As more assets move on-chain, he believes the market will eventually reevaluate ETH’s role as the security layer for the global financial system.
The convergence around Ethereum’s programming standards is driven by the network’s liquidity and established network effects. Because Ethereum started as a hub for liquidity, consumers and firms are now looking to bring other assets onto the ledger. This includes a diverse range of products from traditional stocks and bonds to fixed income and real estate.
This utility is a sharp contrast to high-risk ventures, such as the unauthorized unbacked stablecoin sales seen in recent market exploits.
Institutional confidence is also tied to the ability of smart contracts to automate settlement. By reducing reliance on slow, manual reconciliation, blockchains offer an efficiency that traditional systems lack. This is already visible in existing products like BlackRock’s BUIDL fund, which manages $2.9 billion in tokenized Treasuries, and Franklin Templeton’s BENJI platform, which handles $750 million in government funds.
The Ethereum Foundation shift and decentralized governance
Raman also addressed recent scrutiny of the Ethereum Foundation, particularly regarding leadership changes. He argued that the foundation’s willingness to step back from a central coordinator role is a strategic strength rather than a flaw.
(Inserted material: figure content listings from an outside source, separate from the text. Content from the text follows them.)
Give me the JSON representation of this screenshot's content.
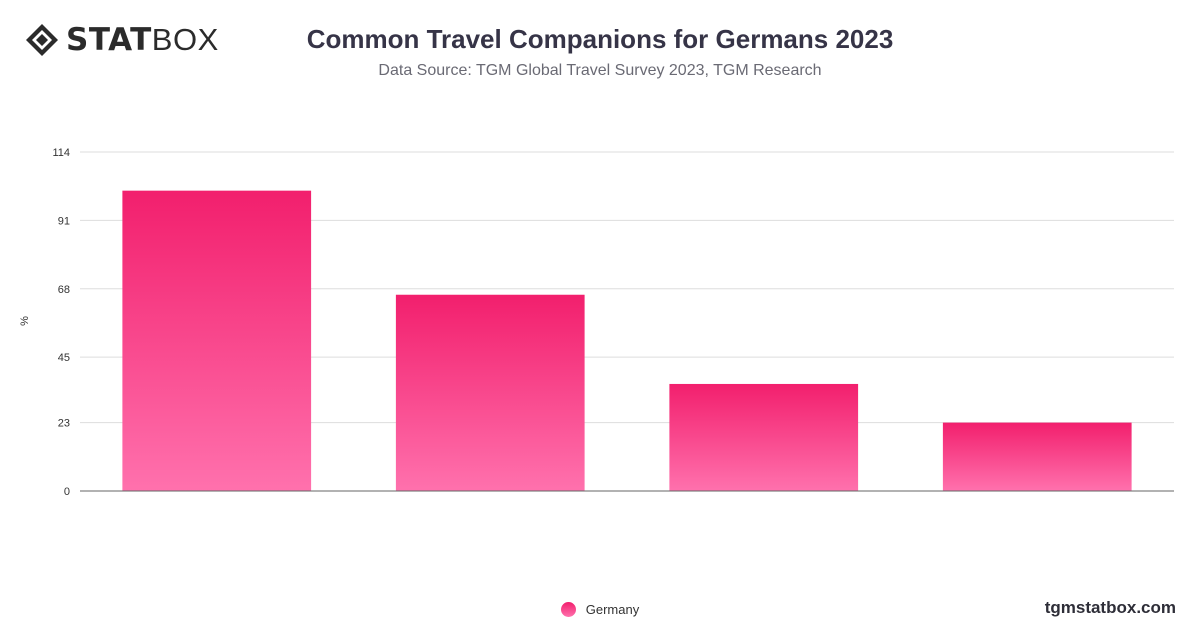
{
  "brand": {
    "logo_bold": "STAT",
    "logo_light": "BOX",
    "site": "tgmstatbox.com"
  },
  "header": {
    "title": "Common Travel Companions for Germans 2023",
    "subtitle": "Data Source: TGM Global Travel Survey 2023, TGM Research"
  },
  "legend": {
    "items": [
      {
        "label": "Germany",
        "color": "#f21f6d"
      }
    ]
  },
  "chart_data": {
    "type": "bar",
    "title": "Common Travel Companions for Germans 2023",
    "subtitle": "Data Source: TGM Global Travel Survey 2023, TGM Research",
    "xlabel": "",
    "ylabel": "%",
    "categories": [
      "",
      "",
      "",
      ""
    ],
    "series": [
      {
        "name": "Germany",
        "values": [
          101,
          66,
          36,
          23
        ]
      }
    ],
    "ylim": [
      0,
      114
    ],
    "yticks": [
      0,
      23,
      45,
      68,
      91,
      114
    ],
    "grid": true,
    "legend_position": "bottom",
    "colors": {
      "bar_top": "#f21f6d",
      "bar_bottom": "#ff71ad",
      "grid": "#dddddd",
      "axis": "#666666",
      "tick_text": "#333333"
    }
  }
}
In his view, the substrate for the global financial system cannot be controlled by a single party. This decentralization ensures the network remains universal and open.
Instead of manual coordination, the foundation is shifting its focus toward protecting core values like censorship resistance, security, and privacy. Long-term technical priorities now include zero-knowledge technology and quantum resistance. This neutral status is critical for institutions that require stable, non-proprietary infrastructure for digital dollar settlement, especially as stablecoin risks embed in U.S. debt markets.
By late 2025, Ethereum was already processing over $5 trillion in quarterly transaction volume, demonstrating its capacity for high-value operations. Raman concludes that when history looks back at this period, it will be viewed as the “internet moment” for the global financial system.
The ultimate measure of success for the network will be its actual utility and the sustainable assets it hosts, rather than short-term price fluctuations.